Gillian Flynn: Broken House

Broken_HouseUrsprünglich ist „Broken House“ als Teil der von George R. R. Martin herausgegebenen, noch nicht als deutsche Übersetzung vorliegenden Anthologie „Rogues“ erschienen. Da sich die gut 60 Seiten lange Kurzgeschichte allerdings als echter Kunstgriff erwies — unter anderem wurde sie mit einem „Edgar“ ausgezeichnet — und seit dem riesigen Erfolg von „Gone Girl“ alles aus der Feder von Gillian Flynn weggeht wie warme Semmeln, dürfte ihrem deutschen Verlag die Entscheidung nicht allzu schwer gefallen sein, die Geschichte separat als fest gebundenes Büchlein in deutscher Sprache zu veröffentlichen.

Bestimmt ein gutes Geschäft für den Verlag und ganz sicher auch eine erfreuliche Sache für uns Leserinnen und Leser, denn „Broken House“, eine Art Hommage an klassische Spukgeschichten (inklusive blutiger Wände), ist tatsächlich sehr gut gelungen. Protagonistin ist eine namenlose junge Frau, die zwar klug und aufgeweckt ist, der das Aufwachsen in ärmlichsten, kleinkriminellen Verhältnissen allerdings viele Chancen auf ein erfolgreiches Leben verbaut hat, so dass sie sich zunächst als Sexarbeiterin und später als Wahrsagerin in einem zwielichtigen Etablissement verdingen muss. Hellseherei und dergleichen tut sie zwar als Hokuspokus ab, aber als Susan Burke ihre Dienste in Anspruch nimmt, wird sie dennoch neugierig. Die wohlhabende Mittvierzigerin berichtet von ihrem zunehmend verschlossen und aggressiv werdenden Stiefsohn Miles, dessen Verwandlung sie auf seltsame Vorgänge in ihrem aus viktorianischer Zeit stammenden Herrenhaus zurückführt.

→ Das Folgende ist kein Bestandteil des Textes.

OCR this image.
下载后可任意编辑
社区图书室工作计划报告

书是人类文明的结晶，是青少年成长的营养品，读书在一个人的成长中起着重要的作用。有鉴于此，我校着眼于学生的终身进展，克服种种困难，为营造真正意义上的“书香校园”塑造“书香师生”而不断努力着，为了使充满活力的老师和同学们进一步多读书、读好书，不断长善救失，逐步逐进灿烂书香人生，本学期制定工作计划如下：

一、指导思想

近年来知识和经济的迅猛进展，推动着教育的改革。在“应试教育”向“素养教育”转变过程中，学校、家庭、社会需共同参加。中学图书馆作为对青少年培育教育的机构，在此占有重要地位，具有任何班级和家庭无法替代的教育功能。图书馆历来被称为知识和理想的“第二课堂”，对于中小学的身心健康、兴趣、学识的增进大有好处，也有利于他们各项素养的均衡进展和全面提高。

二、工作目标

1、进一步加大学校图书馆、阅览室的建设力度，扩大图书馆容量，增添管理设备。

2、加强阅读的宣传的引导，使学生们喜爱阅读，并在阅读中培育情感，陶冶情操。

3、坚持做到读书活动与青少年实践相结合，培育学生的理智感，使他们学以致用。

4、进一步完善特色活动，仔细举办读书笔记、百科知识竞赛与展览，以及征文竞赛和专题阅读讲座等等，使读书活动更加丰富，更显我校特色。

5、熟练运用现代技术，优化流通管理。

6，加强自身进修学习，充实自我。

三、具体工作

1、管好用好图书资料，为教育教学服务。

„Es kommt mir vor, als hätte etwas von ihm Besitz ergriffen. Etwas Dunkles, das er auf dem Rücken mit sich herumträgt. Wie einen Insektenpanzer. Als wäre er ein Käfer, so wuselt er durchs Haus.“

Die Protagonistin willig ein, sich das Haus der Burkes genauer anzusehen und es rituell zu „reinigen“ — weniger, weil sie an einen tatsächlichen Effekt dieser Maßnahme glaubt, sondern eher, um sich für Folgeaufträge bei Susan Burke und deren finanzkräftigen Freundinnen zu empfehlen, sollte diese eine Besserung von Miles‘ Verhalten auf ihr übersinnliches Wirken und nicht etwa auf das Abklingen einer besonders problematischen Phase der Pubertät zurückführen. Schnell stellt sie allerdings fest, dass Miles tatsächlich deutlich seltsamer ist als „normale“ Teenager und dass mit dem Haus, in dem in der Vergangenheit offenbar schlimme Dinge geschehen sind, irgendetwas ganz und gar nicht stimmt…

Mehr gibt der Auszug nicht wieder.